Lately a NASA-funded study reveals that prolonged exposure to Cosmic Radiation will be putting the astronauts at a high risk of developing stomach tumours; Colon. Travelling to long distances in the space could destroy the guts of astronauts, as per a major new study by NASA-funded. Researchers from the University of Georgetown that the radiation astronauts will be experiencing during the long voyages might massively damage the GI-Gastrointestinal system. In the near future Astronauts travelling to Mars could go through a severe stomach problem, this study reveals.
Dr. Kamal Dutta who led the study stated that with the latest shielding technology, it could be quite difficult in protecting the astronauts from the adverse effects of the hefty ion radiation. However, there might be a way out of using medications to counter such effects, which no agents have developed yet. Heavy ions such as; silicon and iron are damaging because they have greater mass compared to the non-mass photons like; x-rays and the gamma rays endemic on planet earth and also the low mass protons in the outer space, as the study stated by senior investigator; Dr. Kamal. Whilst short trips such as astronauts travelling to the Moon, may not have much exposure causing this level of damage, but the real concern is lasting injury from such long term trip like; that in Mars or some other missions in deep space that would be much longer.

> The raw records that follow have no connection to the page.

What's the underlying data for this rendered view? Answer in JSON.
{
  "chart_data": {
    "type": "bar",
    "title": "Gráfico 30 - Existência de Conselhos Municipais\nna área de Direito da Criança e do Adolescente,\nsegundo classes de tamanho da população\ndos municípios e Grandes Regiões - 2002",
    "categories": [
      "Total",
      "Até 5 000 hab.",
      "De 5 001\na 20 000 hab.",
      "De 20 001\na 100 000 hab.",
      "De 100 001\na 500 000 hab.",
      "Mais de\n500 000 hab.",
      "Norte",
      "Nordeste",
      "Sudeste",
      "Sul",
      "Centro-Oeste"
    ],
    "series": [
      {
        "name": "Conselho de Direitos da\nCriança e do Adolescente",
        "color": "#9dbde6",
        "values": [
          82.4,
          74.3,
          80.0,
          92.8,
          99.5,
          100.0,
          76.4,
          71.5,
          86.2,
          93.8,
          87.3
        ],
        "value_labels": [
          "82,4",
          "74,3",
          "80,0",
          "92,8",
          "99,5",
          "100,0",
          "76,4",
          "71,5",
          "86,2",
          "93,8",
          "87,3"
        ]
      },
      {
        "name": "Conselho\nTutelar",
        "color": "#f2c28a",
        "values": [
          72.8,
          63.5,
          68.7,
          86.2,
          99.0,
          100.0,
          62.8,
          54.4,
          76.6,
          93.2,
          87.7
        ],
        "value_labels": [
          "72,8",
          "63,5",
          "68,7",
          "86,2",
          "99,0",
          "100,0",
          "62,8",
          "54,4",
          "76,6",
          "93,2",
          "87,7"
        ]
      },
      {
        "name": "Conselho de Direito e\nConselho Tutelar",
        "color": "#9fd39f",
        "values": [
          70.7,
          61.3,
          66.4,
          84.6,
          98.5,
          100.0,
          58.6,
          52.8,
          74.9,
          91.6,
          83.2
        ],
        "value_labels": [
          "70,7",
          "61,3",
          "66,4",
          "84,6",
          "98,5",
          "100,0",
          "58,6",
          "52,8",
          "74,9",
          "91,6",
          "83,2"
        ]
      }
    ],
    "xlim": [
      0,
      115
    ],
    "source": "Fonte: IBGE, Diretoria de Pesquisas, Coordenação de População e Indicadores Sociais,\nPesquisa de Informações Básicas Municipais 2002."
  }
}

The GI is always in a continuous plight of self-renewal and replacement, since its cell continually change. The top layer of it is replaced after every three to five days as new cells shift to take place of the older cells. Any disturbance occurred in this replacement mechanism leads to a malfunctioning of physiologic processes like nutrient absorption and begins with pathologic process like; cancer; as stated by the director of NASA; Albert Fornace Jr. In a study performed the mice received heavy ions like those that were experienced in the outer space, whilst some had exposure to gamma rays, and the same might be the case in human bodies.